Heurs et malheurs de Léopold ou la vie héroïque d’un gardien de phare

Note du metteur en scène

Je suis né dans un port et depuis mon enfance,
J’ai vu passer par là des pays bien divers.
Attentif à la brise et toujours en partance
Mon cœur n’a jamais pris le chemin de la mer
Je connais tous les noms des agrès et des mâts,
La nostalgie et les jurons des capitaines
Le tonnage et le fret des vaisseaux qui reviennent
Et le sort des vaisseaux qui ne reviendront pas
Je présume le temps qu’il fera dès l’aurore
La vitesse du vent et l’orage certain,
Car mon âme est un peu celle des sémaphores,
Des balises, leurs sœurs, et des phares éteints.

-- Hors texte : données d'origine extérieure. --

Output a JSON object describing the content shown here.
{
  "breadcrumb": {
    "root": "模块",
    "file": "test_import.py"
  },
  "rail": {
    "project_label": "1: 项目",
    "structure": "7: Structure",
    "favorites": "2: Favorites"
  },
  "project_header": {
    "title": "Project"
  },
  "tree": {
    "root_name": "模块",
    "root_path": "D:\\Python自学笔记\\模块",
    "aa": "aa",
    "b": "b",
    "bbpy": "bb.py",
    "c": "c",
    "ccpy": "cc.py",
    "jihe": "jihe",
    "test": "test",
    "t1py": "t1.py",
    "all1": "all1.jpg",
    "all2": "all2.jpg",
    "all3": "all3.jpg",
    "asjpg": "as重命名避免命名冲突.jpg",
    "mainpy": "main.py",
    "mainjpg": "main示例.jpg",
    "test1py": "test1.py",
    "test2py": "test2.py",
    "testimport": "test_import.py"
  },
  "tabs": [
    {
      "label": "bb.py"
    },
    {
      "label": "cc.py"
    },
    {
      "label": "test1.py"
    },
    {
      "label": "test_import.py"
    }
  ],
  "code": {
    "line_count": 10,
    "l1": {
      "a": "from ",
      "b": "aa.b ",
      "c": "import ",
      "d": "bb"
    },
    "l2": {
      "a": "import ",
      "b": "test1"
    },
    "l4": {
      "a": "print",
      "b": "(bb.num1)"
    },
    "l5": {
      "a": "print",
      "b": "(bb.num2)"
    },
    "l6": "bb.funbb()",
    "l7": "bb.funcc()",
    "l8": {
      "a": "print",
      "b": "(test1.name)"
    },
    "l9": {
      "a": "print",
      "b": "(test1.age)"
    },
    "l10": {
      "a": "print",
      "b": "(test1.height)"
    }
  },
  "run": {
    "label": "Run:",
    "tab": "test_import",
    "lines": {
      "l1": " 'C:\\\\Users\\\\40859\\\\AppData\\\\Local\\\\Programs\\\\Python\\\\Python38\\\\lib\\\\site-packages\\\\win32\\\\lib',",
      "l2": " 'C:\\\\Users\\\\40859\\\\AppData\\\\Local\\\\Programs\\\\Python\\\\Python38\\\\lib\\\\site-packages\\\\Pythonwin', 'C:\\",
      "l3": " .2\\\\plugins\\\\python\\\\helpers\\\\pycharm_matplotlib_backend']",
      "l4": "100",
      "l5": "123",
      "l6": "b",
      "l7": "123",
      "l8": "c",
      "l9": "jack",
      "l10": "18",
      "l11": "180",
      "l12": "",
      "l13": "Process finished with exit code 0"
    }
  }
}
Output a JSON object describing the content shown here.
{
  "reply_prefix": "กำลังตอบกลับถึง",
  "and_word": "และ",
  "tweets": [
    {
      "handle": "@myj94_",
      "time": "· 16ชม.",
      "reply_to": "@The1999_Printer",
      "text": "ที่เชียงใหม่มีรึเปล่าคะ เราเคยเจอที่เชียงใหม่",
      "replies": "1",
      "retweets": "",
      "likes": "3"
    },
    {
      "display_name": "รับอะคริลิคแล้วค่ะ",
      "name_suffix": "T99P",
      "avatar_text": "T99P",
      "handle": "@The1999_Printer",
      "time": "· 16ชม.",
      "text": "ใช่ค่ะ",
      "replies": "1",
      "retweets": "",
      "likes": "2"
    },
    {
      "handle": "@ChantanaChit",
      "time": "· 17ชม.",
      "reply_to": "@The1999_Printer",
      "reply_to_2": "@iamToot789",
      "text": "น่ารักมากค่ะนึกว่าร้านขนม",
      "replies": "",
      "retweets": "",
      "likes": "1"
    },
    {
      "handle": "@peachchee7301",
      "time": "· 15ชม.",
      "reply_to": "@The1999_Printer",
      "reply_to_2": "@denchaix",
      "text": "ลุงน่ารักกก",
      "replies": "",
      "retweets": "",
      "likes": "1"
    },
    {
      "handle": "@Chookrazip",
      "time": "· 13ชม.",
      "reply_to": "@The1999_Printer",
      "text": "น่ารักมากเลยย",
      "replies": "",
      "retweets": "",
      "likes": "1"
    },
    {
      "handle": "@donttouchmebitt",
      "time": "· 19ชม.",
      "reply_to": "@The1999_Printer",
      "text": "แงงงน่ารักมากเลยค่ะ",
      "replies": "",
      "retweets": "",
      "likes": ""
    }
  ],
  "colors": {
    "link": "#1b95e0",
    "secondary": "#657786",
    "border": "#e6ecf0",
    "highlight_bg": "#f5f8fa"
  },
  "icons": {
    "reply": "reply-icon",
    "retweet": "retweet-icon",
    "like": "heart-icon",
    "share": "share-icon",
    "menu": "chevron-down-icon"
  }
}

Jean de la Ville de MIRMONT

 

En tant qu’ancien chanteur lyrique, je connaissais Jean de la Ville de MIRMONT pour avoir travaillé « L’horizon chimérique », merveilleux cycle de mélodies composé par Gabriel FAURÉ au soir de sa vie. Que le grand FAURÉ se soit intéressé à ce jeune poète mort à vingt-sept ans ne laissait pas de me surprendre, et je me penchais donc sur les œuvres complètes de ce créateur trop tôt disparu. Je découvrais alors un poète sensible, mêlé d’influences diverses, où l’on devinait au détour des lignes la présence d’un BAUDELAIRE, dont il partageait la passion pour la mer et les voyages. Malheureusement il ne pourra jamais les assouvir, ayant été refusé par la marine pour une déficience visuelle qui aurait pu le mener à la cécité. Il resta alors sur les quais de Bordeaux, rêvant d’ailleurs qu’il ne connaîtrait jamais, en regardant les vaisseaux se lancer dans l’estuaire.

Mêlant alors FAURÉ avec DUPARC, qui composa sur des poèmes de BAUDELAIRE, je revisitais « L’HORIZON CHIMÉRIQUE » en musique et en paroles, au travers d’une conversation parallèle entre ce jeune homme et un gardien de phare imaginaire. La guerre et les tempêtes, la solitude et le dévouement, deux vies abandonnées à la survie des autres et la folie des hommes.

 

« Surpris dans l’attitude du combat, la tête levée, l’arme en avant, prêt à bondir… La mort a fixé Jean de la Ville dans cette attitude, pour l’éternité » disait François Mauriac, son ami. Léopold, le gardien poète, chante la gloire de ce jeune Bordelais, mort de n’avoir pas su se contenter d’une vie qu’il trouvait banale, et dont l’âme était celle des héros.
Un spectacle écrit et mis en scène par Daniel ESTEVE.